I pity those of you who want to set the project up and running on your local env.
If you want to try still, you'll probably want to use Ubuntu with MongoDB.
That being said, the system is adapted to a very specific set of data which I cannot distribute for legal reasons. The reason I am sharing the code is because, well, maybe someone takes some good ideas from here one of these days!
- In this particular case, the DB is a MongoDB.
To accomplish this, we generate training data taken from stored real ratings from users to products. We take as many transactions userXproduct --> rating as possible, then for each one we extract the logged rating as well as the characteristics of the user (gender, nationality, age and sex) and the product (average rating and category) and then send to the NN a training set of user_characteristicsXproduct_characteristics --> rating.
This results in our NN being trained and ready to make predictions. We can use it now to process the holes in the rating of our sparse rating matrix of usersXproducts. For this we just repeat the same process, taking combinations of {user, product} and calling the predict() method of the NN.
In order to answer to the server blazingly fast, we do the recommendation job before in a continuous batch process that does the thing that I just described and then stores for each user a list of categories with the recomendations. As mentioned before, each category holds 10 products of the category it represents. All categories are calculated but only three are stored as final and sent back to the server, those that have the highest rating summing up the top 10 individual product estimated ratings.
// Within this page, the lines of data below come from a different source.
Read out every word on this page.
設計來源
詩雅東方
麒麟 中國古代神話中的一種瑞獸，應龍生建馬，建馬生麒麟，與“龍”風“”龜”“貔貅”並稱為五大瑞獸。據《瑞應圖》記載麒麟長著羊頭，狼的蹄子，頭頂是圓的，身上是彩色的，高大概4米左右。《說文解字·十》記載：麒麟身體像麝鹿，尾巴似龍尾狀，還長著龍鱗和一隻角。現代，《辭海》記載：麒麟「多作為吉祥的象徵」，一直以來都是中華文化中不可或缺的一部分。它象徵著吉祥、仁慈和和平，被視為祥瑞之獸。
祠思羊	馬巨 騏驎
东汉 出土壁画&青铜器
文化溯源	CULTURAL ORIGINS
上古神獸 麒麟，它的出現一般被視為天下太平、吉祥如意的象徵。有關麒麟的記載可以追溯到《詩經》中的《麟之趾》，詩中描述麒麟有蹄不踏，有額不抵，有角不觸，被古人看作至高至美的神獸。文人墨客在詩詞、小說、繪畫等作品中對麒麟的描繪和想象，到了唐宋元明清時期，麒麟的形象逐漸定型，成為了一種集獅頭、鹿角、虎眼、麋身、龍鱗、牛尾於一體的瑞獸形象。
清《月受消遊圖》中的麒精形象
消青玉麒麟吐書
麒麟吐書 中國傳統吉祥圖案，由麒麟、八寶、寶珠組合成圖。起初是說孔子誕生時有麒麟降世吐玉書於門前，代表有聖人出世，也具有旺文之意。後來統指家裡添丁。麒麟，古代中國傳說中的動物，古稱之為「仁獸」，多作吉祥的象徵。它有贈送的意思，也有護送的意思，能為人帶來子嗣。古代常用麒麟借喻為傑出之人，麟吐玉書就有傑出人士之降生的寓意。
Interestingly, I noticed that the RLU learned much faster than other neuron models. My best guess is that this is because my inputs were not normalized between [0, 1]. Instead, I was sending values as age in a range of [14, 100] (and RLU does not have upper activation limit).I observed that the NN was good at determining things like ageing being a good or a bad factor depending on the product category (say, good for books, bad for videogames) also making distinctions about gender, and giving almost always a big weight to the average rating.
It is quite impressing how a simple model like this one was capable of learning so much with a reduced set of data. It would be definitely worth it taking a look at what's going on in Spotify's recommender, for instance.